The Right but not the Desire to Return

Russia and Israel have a rather interesting relationship.  Political relations between the countries have been cool for decades, but the increase of Russian immigration and travel to the Jewish nation has inevitably complicated the two nation’s cultural and social ties.  It’s estimated that well over a million Russians have immigrated to Israel since the collapse of Communism.  The reasons have been economic and cultural.  Many Russian Jews fled the collapsing economy of the 1990s.  Some were pulled to Israel out of Zionist dreams. Fewer left Russia out of fear of antisemitism.  Many more were pulled by Israeli policies that expanded the Right of Return, a move from the Israeli perspective was a means to offset the its demographic imbalance with the Palestinians as well as replace Arab cheap labor with Russian immigrant cheap labor.

However, the Russian diaspora in Israel has increasingly found it difficult to integrate into Israeli society.  They are often caught between two worlds.  In Russia, they were Jews.  In Israel, they are Russian. The results of this can be quite bewildering, if not shocking, as the growth of neo-Nazi groups in Israel attest.

Neo-Nazi groups in Israel may be the most surprising outcome of Russian-Israeli relations, but it’s not the only one.  A few weeks ago, the Russian and Israeli governments abolished visa requirements for travel between the two nations.   This was  surprising move considering the belief among many that all Russians bring to Israel is violence, drunkenness and racism. The visa turnabout appears to be spurred by economics.  The Israeli Tourism Ministry was the main lobbyist for abolishing visa.  It estimates that over 100,000 more Russian tourists will visit as a result.  The Israeli Public Security Ministry opposed it, arguing that “eliminating visas would make it too easy for Russian criminals to enter Israel.”

Perhaps most surprising, at least to Americans like myself, is that Russia abolished visa requirements for Israelis.  Israeli tourists can not travel without restriction to Russia.  The Russians have always maintained their their visa policy has been in response to the restrictions countries put on their citizens.  This is why, the Russians argue, visa restrictions for Americans have tightened.  Perhaps the US should follow the Israeli example and seek some visa detente.

Another surprising development in Russian-Israeli immigration is how many more Russians are going back to Russia.  This is not limited to Israel.  As Yelena Biberman notes in her “Heading Back Home” Russians are repatriating in increasing numbers.  As she notes,

A leading expert on Russian repatriation from the European University at St. Petersburg, Alexander Kurylev, said that in the 1990s the major factor driving contemporary Russian repatriation was political openness of the country and its emerging market, but “now Russia’s spectacular economic growth is probably one of the most influential factors.” He adds that this factor could become more influential were Russia to become more deeply integrated into the global economy.

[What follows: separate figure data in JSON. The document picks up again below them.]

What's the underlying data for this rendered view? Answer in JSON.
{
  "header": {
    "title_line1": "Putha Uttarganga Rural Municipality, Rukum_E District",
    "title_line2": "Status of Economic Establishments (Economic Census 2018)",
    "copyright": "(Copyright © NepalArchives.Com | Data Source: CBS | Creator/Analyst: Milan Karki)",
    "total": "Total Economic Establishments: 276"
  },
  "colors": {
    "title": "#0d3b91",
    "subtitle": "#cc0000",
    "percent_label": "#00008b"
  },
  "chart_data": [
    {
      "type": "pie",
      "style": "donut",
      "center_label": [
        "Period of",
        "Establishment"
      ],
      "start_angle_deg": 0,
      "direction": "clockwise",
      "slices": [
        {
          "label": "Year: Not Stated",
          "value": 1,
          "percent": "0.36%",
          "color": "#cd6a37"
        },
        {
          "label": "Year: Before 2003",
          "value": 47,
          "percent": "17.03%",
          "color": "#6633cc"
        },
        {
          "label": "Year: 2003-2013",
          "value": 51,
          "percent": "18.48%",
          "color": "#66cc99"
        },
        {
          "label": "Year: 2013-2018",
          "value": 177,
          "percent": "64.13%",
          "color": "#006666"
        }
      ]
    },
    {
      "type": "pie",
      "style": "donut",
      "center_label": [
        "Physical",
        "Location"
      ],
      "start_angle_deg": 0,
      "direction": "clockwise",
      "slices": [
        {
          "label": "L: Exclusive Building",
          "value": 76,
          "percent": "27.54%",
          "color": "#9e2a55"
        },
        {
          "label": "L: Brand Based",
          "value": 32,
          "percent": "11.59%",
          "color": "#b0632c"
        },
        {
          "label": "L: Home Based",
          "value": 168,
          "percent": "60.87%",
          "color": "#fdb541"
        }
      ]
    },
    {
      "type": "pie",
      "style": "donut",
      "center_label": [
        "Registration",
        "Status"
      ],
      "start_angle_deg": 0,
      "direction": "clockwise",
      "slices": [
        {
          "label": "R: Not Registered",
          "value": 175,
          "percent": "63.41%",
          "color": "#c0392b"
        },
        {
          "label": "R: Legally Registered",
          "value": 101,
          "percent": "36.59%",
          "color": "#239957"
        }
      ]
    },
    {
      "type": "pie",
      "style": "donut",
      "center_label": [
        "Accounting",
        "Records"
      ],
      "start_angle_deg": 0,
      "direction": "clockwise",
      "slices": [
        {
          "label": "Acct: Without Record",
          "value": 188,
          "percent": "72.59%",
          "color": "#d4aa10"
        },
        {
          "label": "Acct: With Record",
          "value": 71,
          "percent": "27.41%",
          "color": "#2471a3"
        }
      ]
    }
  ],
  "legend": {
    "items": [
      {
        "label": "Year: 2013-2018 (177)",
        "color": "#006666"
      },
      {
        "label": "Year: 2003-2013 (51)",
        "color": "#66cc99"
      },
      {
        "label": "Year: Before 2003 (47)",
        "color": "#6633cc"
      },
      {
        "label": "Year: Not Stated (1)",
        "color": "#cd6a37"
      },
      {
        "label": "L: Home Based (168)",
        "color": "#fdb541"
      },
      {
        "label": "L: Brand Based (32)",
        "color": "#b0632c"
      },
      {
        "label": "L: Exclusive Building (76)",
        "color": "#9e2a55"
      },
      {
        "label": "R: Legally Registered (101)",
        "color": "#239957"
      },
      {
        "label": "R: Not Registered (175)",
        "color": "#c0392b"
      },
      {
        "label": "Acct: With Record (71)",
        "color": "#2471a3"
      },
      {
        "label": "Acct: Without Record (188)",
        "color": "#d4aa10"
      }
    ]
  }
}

Elson points out that those most likely to thrive in the Russian market for mid to senior level jobs are those who have been successful in the West, and can easily reintegrate into the Russian society. The job categories that experience the biggest shortage of labor supply in Russia include legal, retail, business to business, accounting, marketing, and investment banking front office positions.

Apparently the pull back to Russia is so strong that a recent Israeli campaign to woo Russian-Israelis back to Israel was an utter failure.  As Lily Galili explains in Haaretz, even though the Ministry of Immigrant Absorption’s campaign was a success in convincing Israelis in Europe and the United States to return,

the Russians, however, are not coming back. The young, successful people who immigrated to Israel in the 1990s and chose to return to the former Soviet Union – the campaign’s main target – largely ignored the whole thing. Most did not even click on the ministry’s ads to see what was being offered. Only 80 or so of the tens of thousands of former immigrants living in the major cities of Russia and Ukraine heeded the call to return home.

In fact, as Galili argues, the lack of interest in Russian-Israelis to return to Israeli is emblematic of how the Zionist “emotional appeal” for Israel doesn’t work for Russian speakers.  “For some,” she writes, “Israel never became home, or Russia never stopped being home. Almost none consider it a contradiction to live in both worlds.” Ironically, while Israel was seen as a “developed country” by Russians in the 1990s, now it appears, in the words of Professor Zeev Khanin of Bar-Ilan University, as “a provincial country between Africa and Asia.”

Now that is an opinion I would have never expected.